Le deuxième étonnement, c'est son histoire. Si sa propension à s'inspirer du réel pour écrire ses histoires est connue, c'est plutôt le style qui surprend. On est dans le romanesque - j'ai même envie de dire, par certains aspects, un peu dans le polar. Et là encore, on sort des codes du polar habituel. Il y a bien du suspense, des rebondissements et des revendications, mais il faut bien reconnaître que notre sujet sort quelque peu des sentiers battus.

Et quel sujet ! Jean-Philippe Daguerre tient avec cette histoire une matière en or. D'abord parce qu'elle est passionnante : non seulement elle nous embarque très rapidement avec elle, mais elle est surtout tellement incroyable que la première chose qu'on a envie de faire en sortant, en plus de (re)voir Rabbi Jacob, c'est d'en savoir plus sur ces personnages. Car si cette histoire est tellement épatante, c'est évidemment lié à sa thématique, son originalité, et sa construction, mais également à ses personnages pour le moins déconcertants.

Il faut bien reconnaître que Jean-Philippe Daguerre a écrit pour Charlotte Matzneff un rôle pour le moins génial. Elle campe une Danielle Cravenne toute en nuances, à la fois pétillante, fougueuse, et fragilisée par son propre engagement. Elle est belle cette fragilité qui se mêle au courage, comme une tentative d'aller au-delà d'un rapport presque maladif à l'état du monde. Elle forme un merveilleux duo avec Bernard Malaka, la sagesse de l'un témpérant l'impulsivité de l'autre, le calme répondant à la frénésie. Au-delà du simple équilibre narratif, ce sont deux personnalités, deux tempéraments, deux visions du monde qui s'opposent et se complètent. Les personnages sont suffisamment bien dessinés pour donner une vraie consistance et une vraie complexité à cette confrontation : d'un côté cet homme ancré dans sa place, retenu par son confort et ses règles ; de l'autre cette femme qui ne cherche qu'à renverser l'ordre établi. On retrouve dans leur confrontation ce dialogue surprenant entre l'ancien monde et une forme d'urgence très actuelle. Comme deux aimants, ces deux-là s'attirent autant qu'ils se repoussent, mais le magnétisme de leur relation tient justement à ce que chaque pôle a ses propres zones d'ombre et de lumière. On bascule d'un camp à l'autre au fil des scènes, on comprend tour à tour leurs contradictions. Et entre ces deux forces qui s'opposent naît un amour d'une beauté saisissante.

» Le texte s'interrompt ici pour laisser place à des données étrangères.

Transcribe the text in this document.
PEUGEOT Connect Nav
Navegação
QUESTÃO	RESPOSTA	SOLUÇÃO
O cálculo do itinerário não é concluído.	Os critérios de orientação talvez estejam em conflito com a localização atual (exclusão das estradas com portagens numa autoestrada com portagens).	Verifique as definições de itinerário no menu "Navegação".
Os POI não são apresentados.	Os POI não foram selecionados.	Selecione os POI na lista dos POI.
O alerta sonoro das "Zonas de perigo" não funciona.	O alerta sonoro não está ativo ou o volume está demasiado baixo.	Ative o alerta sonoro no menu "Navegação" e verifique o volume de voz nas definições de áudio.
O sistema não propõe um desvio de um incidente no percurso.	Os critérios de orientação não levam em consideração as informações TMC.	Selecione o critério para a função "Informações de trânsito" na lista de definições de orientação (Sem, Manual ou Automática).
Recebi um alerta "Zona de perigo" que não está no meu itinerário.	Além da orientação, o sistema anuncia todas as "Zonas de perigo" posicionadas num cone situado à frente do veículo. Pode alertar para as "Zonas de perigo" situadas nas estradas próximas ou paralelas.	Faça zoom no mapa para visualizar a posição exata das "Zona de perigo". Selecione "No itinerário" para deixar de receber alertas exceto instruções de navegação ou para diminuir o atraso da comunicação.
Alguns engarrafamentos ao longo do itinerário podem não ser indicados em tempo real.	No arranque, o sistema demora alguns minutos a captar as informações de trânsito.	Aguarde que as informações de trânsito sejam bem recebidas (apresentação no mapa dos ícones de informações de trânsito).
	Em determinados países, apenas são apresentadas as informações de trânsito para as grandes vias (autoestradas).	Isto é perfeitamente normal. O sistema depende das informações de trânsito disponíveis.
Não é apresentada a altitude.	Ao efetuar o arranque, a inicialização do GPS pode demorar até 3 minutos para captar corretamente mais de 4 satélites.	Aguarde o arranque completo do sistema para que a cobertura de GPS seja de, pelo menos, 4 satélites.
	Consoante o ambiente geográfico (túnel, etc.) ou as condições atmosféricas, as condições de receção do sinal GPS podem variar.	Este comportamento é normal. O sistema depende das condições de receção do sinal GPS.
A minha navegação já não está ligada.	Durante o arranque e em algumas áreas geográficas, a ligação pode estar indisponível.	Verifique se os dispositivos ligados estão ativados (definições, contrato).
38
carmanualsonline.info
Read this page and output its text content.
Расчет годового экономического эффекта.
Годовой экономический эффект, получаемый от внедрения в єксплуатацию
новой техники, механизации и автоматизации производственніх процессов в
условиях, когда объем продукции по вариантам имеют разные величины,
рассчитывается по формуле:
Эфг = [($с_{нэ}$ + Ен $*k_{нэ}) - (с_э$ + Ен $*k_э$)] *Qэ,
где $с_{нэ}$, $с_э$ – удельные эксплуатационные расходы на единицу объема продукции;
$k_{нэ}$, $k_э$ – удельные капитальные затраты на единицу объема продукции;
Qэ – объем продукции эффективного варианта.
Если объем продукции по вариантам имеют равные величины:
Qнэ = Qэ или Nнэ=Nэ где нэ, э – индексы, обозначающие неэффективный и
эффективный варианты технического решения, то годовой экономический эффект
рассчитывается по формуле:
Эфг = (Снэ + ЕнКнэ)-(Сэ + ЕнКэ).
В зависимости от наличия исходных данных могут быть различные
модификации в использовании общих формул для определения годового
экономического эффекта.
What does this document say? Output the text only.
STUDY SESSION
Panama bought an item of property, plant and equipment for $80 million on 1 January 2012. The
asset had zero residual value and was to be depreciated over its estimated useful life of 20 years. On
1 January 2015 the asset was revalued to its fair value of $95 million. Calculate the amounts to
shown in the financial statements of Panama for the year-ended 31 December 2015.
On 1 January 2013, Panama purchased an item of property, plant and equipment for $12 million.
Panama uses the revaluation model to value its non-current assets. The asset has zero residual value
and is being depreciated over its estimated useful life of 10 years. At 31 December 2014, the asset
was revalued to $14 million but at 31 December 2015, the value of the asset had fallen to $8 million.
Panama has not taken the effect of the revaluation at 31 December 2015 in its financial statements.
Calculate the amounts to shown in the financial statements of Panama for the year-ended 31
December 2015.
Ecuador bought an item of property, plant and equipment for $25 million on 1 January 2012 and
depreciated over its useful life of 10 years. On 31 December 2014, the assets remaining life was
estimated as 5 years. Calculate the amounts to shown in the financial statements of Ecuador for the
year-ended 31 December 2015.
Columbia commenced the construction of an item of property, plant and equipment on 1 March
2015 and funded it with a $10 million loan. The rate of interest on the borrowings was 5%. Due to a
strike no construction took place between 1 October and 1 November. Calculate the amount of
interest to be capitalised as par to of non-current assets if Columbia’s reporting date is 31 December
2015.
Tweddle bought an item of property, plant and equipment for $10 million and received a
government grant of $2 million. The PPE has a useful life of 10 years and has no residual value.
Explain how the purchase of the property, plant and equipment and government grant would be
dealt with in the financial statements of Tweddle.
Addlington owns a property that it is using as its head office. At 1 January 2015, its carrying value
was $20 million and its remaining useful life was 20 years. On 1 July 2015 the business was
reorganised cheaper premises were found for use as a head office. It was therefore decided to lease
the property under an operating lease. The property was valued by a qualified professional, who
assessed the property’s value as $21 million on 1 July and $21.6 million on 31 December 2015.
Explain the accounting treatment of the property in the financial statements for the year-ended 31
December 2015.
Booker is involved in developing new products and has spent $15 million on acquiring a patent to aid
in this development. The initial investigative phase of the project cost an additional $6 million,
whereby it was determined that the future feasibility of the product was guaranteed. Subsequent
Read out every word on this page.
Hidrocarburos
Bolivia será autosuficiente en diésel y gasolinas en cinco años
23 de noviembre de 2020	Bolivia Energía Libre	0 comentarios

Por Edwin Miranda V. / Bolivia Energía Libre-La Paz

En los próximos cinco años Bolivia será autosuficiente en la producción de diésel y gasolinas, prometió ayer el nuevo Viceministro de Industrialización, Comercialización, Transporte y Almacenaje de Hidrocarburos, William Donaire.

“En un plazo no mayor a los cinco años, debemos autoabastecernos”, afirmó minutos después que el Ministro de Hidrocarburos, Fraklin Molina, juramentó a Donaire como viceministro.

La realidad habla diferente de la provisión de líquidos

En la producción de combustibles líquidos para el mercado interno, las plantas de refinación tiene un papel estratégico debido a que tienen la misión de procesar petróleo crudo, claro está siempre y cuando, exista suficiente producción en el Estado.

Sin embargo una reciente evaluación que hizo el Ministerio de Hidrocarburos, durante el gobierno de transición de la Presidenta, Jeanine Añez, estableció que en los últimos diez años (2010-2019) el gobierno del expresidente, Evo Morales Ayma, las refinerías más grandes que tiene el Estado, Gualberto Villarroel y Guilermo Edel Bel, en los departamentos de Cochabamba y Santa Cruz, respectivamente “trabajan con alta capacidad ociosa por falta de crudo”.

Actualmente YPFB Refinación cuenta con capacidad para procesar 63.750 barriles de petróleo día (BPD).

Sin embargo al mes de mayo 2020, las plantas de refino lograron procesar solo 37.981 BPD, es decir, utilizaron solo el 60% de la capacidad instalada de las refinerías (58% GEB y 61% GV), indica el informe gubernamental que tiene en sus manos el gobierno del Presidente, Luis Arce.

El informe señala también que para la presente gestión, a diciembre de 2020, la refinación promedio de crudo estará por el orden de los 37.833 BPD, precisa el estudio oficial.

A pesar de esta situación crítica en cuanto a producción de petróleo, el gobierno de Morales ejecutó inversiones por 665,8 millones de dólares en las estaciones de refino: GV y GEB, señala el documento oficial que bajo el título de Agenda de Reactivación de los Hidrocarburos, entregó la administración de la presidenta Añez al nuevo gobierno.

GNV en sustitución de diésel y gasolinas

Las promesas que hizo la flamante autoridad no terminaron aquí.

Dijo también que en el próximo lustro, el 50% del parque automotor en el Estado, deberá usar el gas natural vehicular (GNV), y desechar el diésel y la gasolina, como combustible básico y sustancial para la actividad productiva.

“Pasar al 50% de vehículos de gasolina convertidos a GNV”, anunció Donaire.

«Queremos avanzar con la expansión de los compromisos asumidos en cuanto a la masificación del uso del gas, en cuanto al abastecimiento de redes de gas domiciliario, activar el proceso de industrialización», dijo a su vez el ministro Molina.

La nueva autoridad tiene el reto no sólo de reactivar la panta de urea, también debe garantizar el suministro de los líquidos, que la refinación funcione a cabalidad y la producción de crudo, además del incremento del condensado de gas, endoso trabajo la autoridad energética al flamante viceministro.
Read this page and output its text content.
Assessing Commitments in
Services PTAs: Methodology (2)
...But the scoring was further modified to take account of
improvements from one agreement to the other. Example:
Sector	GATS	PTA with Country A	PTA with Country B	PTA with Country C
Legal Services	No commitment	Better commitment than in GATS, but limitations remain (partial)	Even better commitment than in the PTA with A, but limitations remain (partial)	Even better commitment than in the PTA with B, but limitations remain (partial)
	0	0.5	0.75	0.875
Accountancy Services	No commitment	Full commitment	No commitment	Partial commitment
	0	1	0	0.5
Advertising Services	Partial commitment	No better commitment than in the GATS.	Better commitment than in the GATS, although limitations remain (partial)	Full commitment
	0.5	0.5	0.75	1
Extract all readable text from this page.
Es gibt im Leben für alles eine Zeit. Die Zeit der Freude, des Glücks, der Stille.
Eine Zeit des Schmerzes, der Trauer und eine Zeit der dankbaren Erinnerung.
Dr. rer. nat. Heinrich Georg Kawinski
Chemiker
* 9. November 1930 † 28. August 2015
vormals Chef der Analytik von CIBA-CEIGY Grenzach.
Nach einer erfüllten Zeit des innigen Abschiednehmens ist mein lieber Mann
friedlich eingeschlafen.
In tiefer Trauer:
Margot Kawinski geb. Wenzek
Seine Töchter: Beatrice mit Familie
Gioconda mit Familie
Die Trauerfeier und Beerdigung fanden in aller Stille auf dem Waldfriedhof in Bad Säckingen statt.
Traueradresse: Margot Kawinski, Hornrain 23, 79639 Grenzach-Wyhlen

Toute la distribution est évidemment exemplaire mais je ne peux pas ne pas citer Julien Cigana qui endosse le difficile rôle de Louis de Funès. Je ne connais pas assez bien le comédien pour juger son talent d'imitateur : pour ma part, il m'a fait rire par son seul talent comique. Mais à écouter les rires des spectateurs dans la salle qui à mon avis, eux, avaient bien plus la ref que moi, il fait honneur à celui à qui il rend hommage. J'espère avoir fait de même avec ce spectacle qui méritait bien mieux que mes a priori de début de soirée.